You are eligible for the super co-contribution if all of the following apply
- you made at least one eligible personal super contribution to a company super fund or RSA during the financial year and you didn’t claim a deduction for your contributions
- your total income (minus any allowable business deductions) is less than the higher income threshold (currently $61,920)
- at least 10% of your income came from employment-related activities or carrying on a business
- you were under 71 years old at the end of the financial year
- you did not hold a temporary visa during the financial year (New Zealanders excepted)
- you lodge an income tax return
Eligible personal super contributions do not include the compulsory super contributions made on your behalf by your employer.

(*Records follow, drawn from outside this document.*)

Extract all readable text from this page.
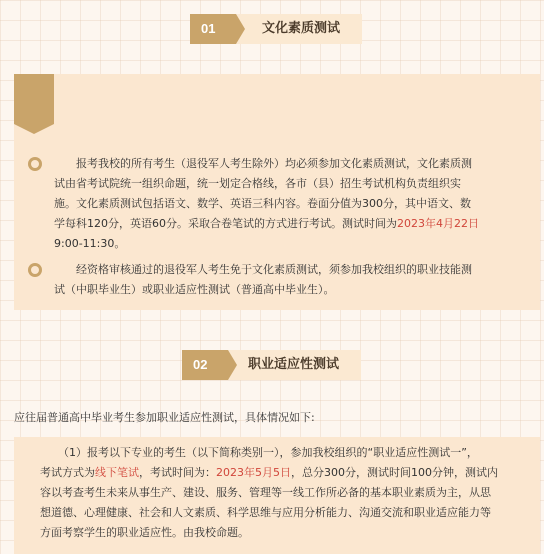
01	文化素质测试
报考我校的所有考生（退役军人考生除外）均必须参加文化素质测试，文化素质测
试由省考试院统一组织命题，统一划定合格线，各市（县）招生考试机构负责组织实
施。文化素质测试包括语文、数学、英语三科内容。卷面分值为300分，其中语文、数
学每科120分，英语60分。采取合卷笔试的方式进行考试。测试时间为2023年4月22日
9:00-11:30。
经资格审核通过的退役军人考生免于文化素质测试，须参加我校组织的职业技能测
试（中职毕业生）或职业适应性测试（普通高中毕业生）。
02	职业适应性测试
应往届普通高中毕业考生参加职业适应性测试，具体情况如下:
（1）报考以下专业的考生（以下简称类别一），参加我校组织的“职业适应性测试一”，
考试方式为线下笔试，考试时间为：2023年5月5日，总分300分，测试时间100分钟，测试内
容以考查考生未来从事生产、建设、服务、管理等一线工作所必备的基本职业素质为主，从思
想道德、心理健康、社会和人文素质、科学思维与应用分析能力、沟通交流和职业适应能力等
方面考察学生的职业适应性。由我校命题。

Nor do they include super contributions made through a salary sacrifice arrangement.
During the 2009-2010 financial year, super co-contribution labels were added to the tax return under the Super Co-Contribution Adjustment section. These questions ask about income from investments, partnerships, and other sources, income from employment and business, and allowable business deductions. While completely this section is not mandatory, it is advisable that you complete it, or else you might receive the incorrect super co-contribution.